Hi everyone! Thank you for reporting this. We are looking into this issue. Will update you as soon as possible. In the meantime, please try Sanket and Derya’s workarounds. Thank you and sorry for the inconvenience!

Can someone please explain in a way that anyone can understand?

What is the exact command to run and where?

What does “in the second run skip installing the libraries cell” mean?

Maybe a screenshot, or something?

+1 how exactly do I skip installing the libraries?

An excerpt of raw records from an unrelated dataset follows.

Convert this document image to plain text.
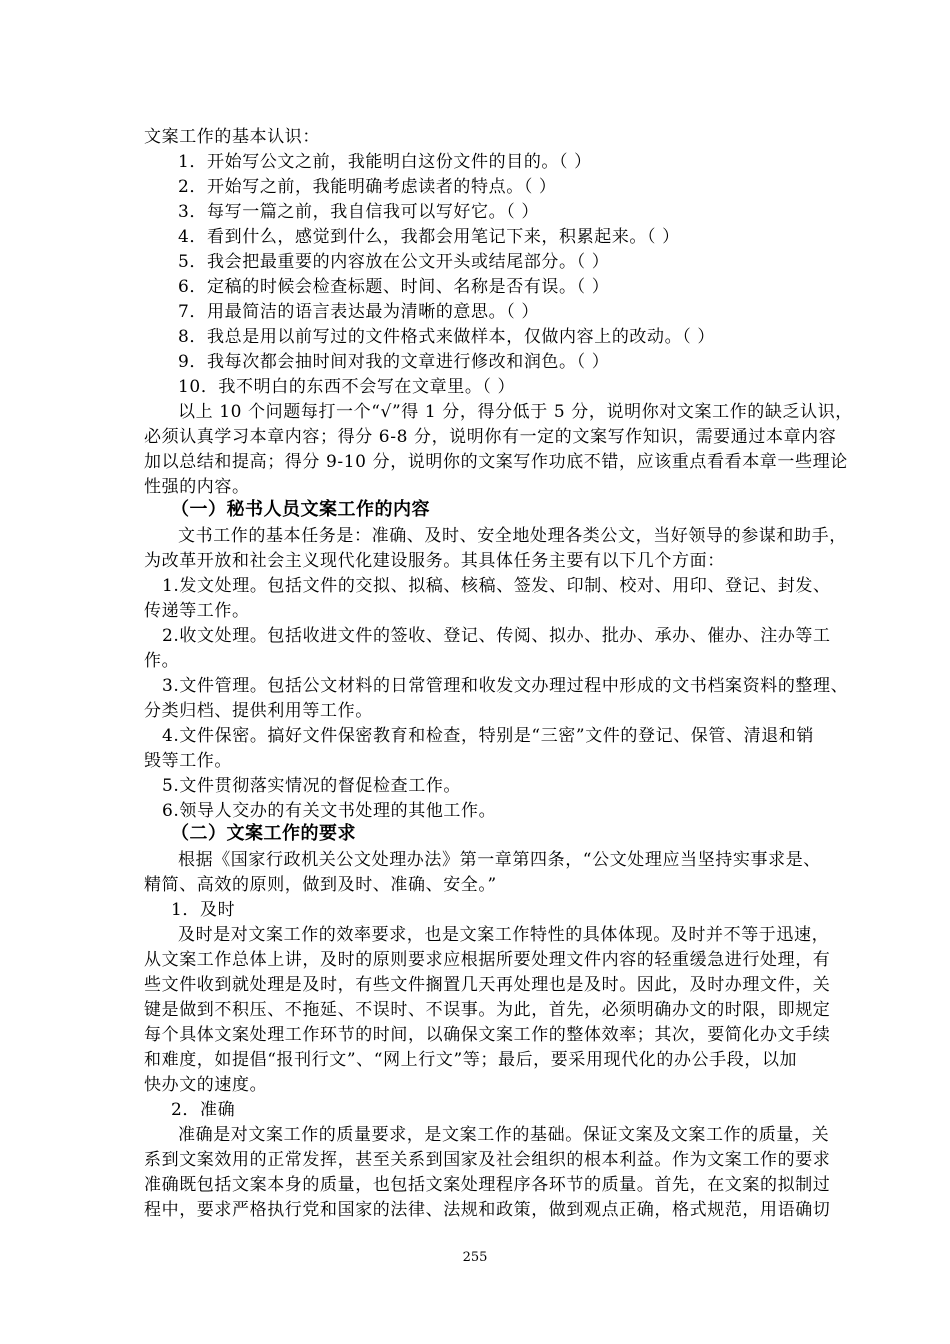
文案工作的基本认识：
1．开始写公文之前，我能明白这份文件的目的。（ ）
2．开始写之前，我能明确考虑读者的特点。（ ）
3．每写一篇之前，我自信我可以写好它。（ ）
4．看到什么，感觉到什么，我都会用笔记下来，积累起来。（ ）
5．我会把最重要的内容放在公文开头或结尾部分。（ ）
6．定稿的时候会检查标题、时间、名称是否有误。（ ）
7．用最简洁的语言表达最为清晰的意思。（ ）
8．我总是用以前写过的文件格式来做样本，仅做内容上的改动。（ ）
9．我每次都会抽时间对我的文章进行修改和润色。（ ）
10．我不明白的东西不会写在文章里。（ ）
以上 10 个问题每打一个“√”得 1 分，得分低于 5 分，说明你对文案工作的缺乏认识，
必须认真学习本章内容；得分 6-8 分，说明你有一定的文案写作知识，需要通过本章内容
加以总结和提高；得分 9-10 分，说明你的文案写作功底不错，应该重点看看本章一些理论
性强的内容。
（一）秘书人员文案工作的内容
文书工作的基本任务是：准确、及时、安全地处理各类公文，当好领导的参谋和助手，
为改革开放和社会主义现代化建设服务。其具体任务主要有以下几个方面：
1.发文处理。包括文件的交拟、拟稿、核稿、签发、印制、校对、用印、登记、封发、
传递等工作。
2.收文处理。包括收进文件的签收、登记、传阅、拟办、批办、承办、催办、注办等工
作。
3.文件管理。包括公文材料的日常管理和收发文办理过程中形成的文书档案资料的整理、
分类归档、提供利用等工作。
4.文件保密。搞好文件保密教育和检查，特别是“三密”文件的登记、保管、清退和销
毁等工作。
5.文件贯彻落实情况的督促检查工作。
6.领导人交办的有关文书处理的其他工作。
（二）文案工作的要求
根据《国家行政机关公文处理办法》第一章第四条，“公文处理应当坚持实事求是、
精简、高效的原则，做到及时、准确、安全。”
1．及时
及时是对文案工作的效率要求，也是文案工作特性的具体体现。及时并不等于迅速，
从文案工作总体上讲，及时的原则要求应根据所要处理文件内容的轻重缓急进行处理，有
些文件收到就处理是及时，有些文件搁置几天再处理也是及时。因此，及时办理文件，关
键是做到不积压、不拖延、不误时、不误事。为此，首先，必须明确办文的时限，即规定
每个具体文案处理工作环节的时间，以确保文案工作的整体效率；其次，要简化办文手续
和难度，如提倡“报刊行文”、“网上行文”等；最后，要采用现代化的办公手段，以加
快办文的速度。
2．准确
准确是对文案工作的质量要求，是文案工作的基础。保证文案及文案工作的质量，关
系到文案效用的正常发挥，甚至关系到国家及社会组织的根本利益。作为文案工作的要求
准确既包括文案本身的质量，也包括文案处理程序各环节的质量。首先，在文案的拟制过
程中，要求严格执行党和国家的法律、法规和政策，做到观点正确，格式规范，用语确切
255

Hi everyone! The issue should now be fixed. If you launch the lab again from the classroom, you should see pip install -U datasets in the 2nd code cell.

After you restart the kernel then dont run “pip install” cell of your jupyter notebook again.

@nik95, that should not be necessary, as the issue has been fixed.

It is not fixed, you posted 5 hours ago and I recently just restarted the lab and it still give the error.

Hi Kevin. Can you post here a screenshot of the pip install cell (usually the 2nd code cell of the lab), and also a screenshot of the error after running the pip installs? I can forward it to the team for checking. Thanks.